L’ancienne ministre de la Culture et députée de Moselle, Aurélie Filippetti, provoque quelques remous dans la sphère socialiste lorraine. Si elle n’est pas seule à jouer les frondeuses dans les rangs roses, nombreux sont les socialistes locaux qui cherchent à s’en démarquer autant que possible.
Dominique Gros

Dominique Gros, maire de Metz : « Lorsqu’on est dans une majorité, on la suit » (© DR)

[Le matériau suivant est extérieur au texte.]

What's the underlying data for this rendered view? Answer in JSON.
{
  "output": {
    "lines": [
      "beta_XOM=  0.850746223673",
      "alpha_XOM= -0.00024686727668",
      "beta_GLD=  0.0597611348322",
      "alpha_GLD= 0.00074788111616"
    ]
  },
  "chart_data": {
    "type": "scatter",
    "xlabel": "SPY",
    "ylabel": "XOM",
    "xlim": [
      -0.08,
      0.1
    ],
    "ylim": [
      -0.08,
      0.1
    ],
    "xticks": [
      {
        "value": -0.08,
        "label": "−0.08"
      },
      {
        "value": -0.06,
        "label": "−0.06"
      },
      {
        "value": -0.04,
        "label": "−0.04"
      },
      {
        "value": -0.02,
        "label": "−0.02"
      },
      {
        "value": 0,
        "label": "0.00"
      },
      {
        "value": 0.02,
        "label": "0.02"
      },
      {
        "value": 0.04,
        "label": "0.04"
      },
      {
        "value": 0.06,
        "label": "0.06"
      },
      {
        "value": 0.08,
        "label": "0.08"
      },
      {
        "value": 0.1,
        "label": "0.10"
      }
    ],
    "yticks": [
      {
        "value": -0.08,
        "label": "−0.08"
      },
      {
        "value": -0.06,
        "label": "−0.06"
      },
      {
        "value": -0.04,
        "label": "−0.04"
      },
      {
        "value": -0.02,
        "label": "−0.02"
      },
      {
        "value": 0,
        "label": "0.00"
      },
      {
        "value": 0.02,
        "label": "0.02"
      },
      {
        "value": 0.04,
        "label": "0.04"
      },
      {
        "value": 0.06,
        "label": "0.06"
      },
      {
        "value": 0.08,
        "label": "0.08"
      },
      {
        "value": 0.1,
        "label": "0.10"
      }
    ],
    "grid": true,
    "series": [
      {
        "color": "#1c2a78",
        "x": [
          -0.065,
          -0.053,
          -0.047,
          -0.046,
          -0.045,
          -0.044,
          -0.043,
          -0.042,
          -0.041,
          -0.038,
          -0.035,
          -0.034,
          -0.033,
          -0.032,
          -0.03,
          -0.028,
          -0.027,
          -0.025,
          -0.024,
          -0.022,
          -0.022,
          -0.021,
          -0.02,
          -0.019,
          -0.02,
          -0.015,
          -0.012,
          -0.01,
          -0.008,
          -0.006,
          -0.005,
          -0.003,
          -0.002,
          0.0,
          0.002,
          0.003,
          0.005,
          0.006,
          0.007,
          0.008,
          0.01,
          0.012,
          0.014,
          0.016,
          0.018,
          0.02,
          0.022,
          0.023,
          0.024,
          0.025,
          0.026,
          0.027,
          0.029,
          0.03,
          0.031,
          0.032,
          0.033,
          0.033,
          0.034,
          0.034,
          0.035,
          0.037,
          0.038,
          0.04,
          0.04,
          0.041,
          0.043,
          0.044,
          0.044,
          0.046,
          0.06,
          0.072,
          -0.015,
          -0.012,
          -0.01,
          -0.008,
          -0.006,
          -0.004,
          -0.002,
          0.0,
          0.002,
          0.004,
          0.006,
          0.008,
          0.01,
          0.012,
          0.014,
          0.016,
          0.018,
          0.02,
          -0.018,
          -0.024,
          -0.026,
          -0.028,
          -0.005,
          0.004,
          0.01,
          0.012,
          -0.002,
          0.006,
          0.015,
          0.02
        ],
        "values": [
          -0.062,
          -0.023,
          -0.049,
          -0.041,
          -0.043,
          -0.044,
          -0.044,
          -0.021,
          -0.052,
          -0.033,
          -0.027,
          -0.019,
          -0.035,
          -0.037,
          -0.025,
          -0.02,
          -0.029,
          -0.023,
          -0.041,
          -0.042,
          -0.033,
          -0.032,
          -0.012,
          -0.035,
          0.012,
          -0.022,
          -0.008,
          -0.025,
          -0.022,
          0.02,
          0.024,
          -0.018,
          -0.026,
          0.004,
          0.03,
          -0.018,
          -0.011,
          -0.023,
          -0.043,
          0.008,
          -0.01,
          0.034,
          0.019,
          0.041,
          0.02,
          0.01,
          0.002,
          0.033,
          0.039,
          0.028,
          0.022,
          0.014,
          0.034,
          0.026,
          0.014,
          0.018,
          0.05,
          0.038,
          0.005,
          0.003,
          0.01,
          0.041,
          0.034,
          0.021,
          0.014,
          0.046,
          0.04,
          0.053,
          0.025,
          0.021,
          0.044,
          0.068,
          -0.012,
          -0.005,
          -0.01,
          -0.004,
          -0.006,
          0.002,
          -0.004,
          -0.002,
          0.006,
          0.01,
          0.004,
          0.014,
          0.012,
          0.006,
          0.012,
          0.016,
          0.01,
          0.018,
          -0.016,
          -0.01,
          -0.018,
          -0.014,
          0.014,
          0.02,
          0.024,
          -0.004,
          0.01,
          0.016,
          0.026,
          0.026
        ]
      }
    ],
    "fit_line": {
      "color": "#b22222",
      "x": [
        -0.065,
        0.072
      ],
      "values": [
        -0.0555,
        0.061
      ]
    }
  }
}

En Lorraine, où les échecs aux dernières élections européennes et municipales des socialistes ont été cuisants, les divisions médiatisées au sein du parti commencent à irriter quelques édiles. L’abstention de l’ex-ministre et d’Hervé Féron, député-maire de Tomblaine, lors du vote du volet recettes du budget 2015, et leur rapprochement avec Laurent Kalinowski, député-maire de Forbach et Paola Zanetti, députée de Moselle, ont provoqué un regain de tension. Ainsi, Michel Liebgott, député-maire de Fameck, tance-t-il vertement l’élue quant à son absence de ligne politique et émet de sérieuses critiques à l’encontre de son manifeste « besoin de publicité ». Dominique Gros, maire de Metz où Aurélie Filippetti dispose d’un siège au conseil municipal, estime que « lorsqu’on est dans une majorité, on la suit » (source : Républicain Lorrain). Jean-Pierre Liouville, secrétaire de la fédération du Parti Socialiste de Moselle, se demande, pour sa part, si la frondeuse a encore sa place au sein du parti. Dans un communiqué du PS mosellan, la fédération précise que « si un parlementaire a, par nature, des comptes à rendre à ses électeurs, il en doit également aux militants qui l’ont désigné pour porter les couleurs et les valeurs de ce Parti ». La Mosellane Aurélie Filippetti et le Meurthe-et-Mosellan Hervé Féron paraissent donc bien isolés. Ce d’autant plus qu’ils se sont de nouveau distingués de leurs confrères socialistes lorrains en s’abstenant tous deux de voter le 28 octobre en faveur du budget 2015 de la Sécurité sociale. Le maire de Tomblaine estime que ce budget ne correspond pas à une politique de gauche. La ministre démissionnaire quant à elle, répète à l’envi qu’elle n’a « de leçons à recevoir de personne » sauf de ses électeurs.